A bordo di un ‘freccia bianca’ in attesa di lasciare la stazione di Brescia.
Osservo dal finestrino le persone sedute sulle panchine. Mi ritrovo in 'movimento' mentre altri sono 'fermi'. Sono occupato, anzi fatico a stare appresso alle ‘cose’, mentre altri, sempre più numerosi, si ritrovano sfaccendati, non sanno cosa fare.
Per alcuni il 'movimento' è sempre maggiore e vorticoso, a tratti travolgente, per altri vige una situazione di ‘blocco’ che progressivamente si espande, si irrigidisce. Tale condizione è diffusa, repentina nel suo avverarsi, drammatica nei suoi esiti.
Le differenze si acuiscono dando vita a vere e proprie disparità. Rimangono gli opposti: tutto pieno o tutto vuoto.

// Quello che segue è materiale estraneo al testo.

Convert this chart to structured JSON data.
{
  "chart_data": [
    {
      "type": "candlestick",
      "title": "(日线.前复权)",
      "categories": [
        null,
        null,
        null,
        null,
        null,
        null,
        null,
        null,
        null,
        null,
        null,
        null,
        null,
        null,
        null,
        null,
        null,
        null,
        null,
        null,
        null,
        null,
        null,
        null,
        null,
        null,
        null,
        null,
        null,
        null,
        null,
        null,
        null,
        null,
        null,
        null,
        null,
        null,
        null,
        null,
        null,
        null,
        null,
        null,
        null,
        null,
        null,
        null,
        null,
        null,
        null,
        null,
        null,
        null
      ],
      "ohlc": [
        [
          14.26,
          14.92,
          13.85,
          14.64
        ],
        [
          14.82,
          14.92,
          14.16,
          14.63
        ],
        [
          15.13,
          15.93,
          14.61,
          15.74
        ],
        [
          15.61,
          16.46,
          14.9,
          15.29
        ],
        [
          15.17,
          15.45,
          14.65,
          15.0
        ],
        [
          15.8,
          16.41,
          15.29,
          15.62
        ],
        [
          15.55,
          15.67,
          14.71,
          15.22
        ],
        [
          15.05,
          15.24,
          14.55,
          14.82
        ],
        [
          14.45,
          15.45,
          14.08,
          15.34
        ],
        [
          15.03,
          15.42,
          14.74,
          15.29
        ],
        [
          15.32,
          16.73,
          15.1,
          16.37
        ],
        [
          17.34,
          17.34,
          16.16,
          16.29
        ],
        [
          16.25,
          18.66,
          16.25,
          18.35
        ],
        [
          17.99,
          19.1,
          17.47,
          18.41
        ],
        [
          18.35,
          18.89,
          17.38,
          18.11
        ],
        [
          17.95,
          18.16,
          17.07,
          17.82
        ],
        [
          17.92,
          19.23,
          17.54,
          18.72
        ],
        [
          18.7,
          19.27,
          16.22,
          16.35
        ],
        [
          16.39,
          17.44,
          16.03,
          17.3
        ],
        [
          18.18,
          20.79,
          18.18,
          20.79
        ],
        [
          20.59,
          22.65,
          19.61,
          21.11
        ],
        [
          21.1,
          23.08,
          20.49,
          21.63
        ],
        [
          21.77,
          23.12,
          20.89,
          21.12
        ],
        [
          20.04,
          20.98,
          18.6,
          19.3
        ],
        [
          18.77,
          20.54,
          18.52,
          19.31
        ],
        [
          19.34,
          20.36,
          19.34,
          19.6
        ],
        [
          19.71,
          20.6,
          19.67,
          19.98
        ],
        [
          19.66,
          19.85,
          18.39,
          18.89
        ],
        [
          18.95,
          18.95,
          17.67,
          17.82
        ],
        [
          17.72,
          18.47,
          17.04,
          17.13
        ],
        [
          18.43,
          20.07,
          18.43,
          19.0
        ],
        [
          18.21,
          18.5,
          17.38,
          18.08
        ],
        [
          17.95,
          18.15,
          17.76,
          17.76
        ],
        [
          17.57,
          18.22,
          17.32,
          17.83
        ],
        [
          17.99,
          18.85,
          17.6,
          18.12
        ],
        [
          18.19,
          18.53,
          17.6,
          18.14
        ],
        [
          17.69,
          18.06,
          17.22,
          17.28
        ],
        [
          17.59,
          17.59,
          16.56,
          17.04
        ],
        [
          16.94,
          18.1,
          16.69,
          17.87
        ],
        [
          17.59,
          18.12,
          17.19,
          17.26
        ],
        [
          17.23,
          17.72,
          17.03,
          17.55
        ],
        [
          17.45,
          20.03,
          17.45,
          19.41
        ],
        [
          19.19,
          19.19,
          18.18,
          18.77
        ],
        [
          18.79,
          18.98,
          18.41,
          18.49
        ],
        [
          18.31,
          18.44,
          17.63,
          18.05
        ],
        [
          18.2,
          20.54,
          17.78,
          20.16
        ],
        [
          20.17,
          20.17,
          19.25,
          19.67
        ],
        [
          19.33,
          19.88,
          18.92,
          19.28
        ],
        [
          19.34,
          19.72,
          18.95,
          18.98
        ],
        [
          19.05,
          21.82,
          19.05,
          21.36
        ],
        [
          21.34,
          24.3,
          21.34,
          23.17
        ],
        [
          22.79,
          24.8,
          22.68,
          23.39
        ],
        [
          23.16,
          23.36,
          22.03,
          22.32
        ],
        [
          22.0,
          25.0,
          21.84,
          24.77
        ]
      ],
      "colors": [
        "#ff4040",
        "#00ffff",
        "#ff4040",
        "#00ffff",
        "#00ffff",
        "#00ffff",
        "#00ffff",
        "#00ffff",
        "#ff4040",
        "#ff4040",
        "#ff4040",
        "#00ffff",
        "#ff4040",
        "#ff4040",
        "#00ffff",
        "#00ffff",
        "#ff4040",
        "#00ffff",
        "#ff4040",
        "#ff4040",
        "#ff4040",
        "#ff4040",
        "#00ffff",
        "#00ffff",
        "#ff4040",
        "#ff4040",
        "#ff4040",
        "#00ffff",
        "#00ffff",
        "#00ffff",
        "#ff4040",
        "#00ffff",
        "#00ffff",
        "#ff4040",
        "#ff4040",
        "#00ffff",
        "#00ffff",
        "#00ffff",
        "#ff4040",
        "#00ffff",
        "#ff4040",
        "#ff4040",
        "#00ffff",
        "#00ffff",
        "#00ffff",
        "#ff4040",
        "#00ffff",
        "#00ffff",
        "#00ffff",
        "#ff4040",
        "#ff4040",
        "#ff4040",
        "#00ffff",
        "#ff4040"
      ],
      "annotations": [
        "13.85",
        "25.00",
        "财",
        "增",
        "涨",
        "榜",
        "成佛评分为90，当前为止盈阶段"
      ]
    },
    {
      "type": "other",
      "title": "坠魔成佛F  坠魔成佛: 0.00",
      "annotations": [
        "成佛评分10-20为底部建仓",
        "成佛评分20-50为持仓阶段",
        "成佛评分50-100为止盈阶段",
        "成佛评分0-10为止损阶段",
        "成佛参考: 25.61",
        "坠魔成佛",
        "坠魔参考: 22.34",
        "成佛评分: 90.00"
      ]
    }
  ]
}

Sono saltate le vie di mezzo: dentro o fuori, privilegiati o svantaggiati. Sono saltati i meccanismi di mobilità tra le parti. Si apre il baratro.
Da una parte c'è chi si ritrova, tutto d’un tratto, ad essere privilegiato e nella condizione di difendere la sua posizione. Disorientamento e paura di perdere ciò che ha. Dall'altra c'è chi rimane fuori, cronico escluso oppure recente espulso. Le fila di costoro si ingrossano a vista d'occhio. Scoraggiati, come le popolazioni nord africane, provano ad accedere all'altra parte. L'accoglienza e' la medesima: traghetti soppressi, respingimenti. Rabbia e depressione.
Non si intravede solidarietà. Ognuno pensa per sé. Difende o attacca. Difende per attaccare oppure attacca per difendere. Esito: il ridimensionamento complessivo si scarica prepotente sui secondi. Ecco 'autodistruzione' e 'violenza': depressione e suicidio, azione violenta verso i vessatori o ipotetici simboli.
L'allarme è suonato. C'è bisogno di trovare uno sbocco. Siamo al bivio tra distruzione ed evoluzione. Non perdiamo tempo, imbocchiamolo. Qualsiasi sia il suo esito.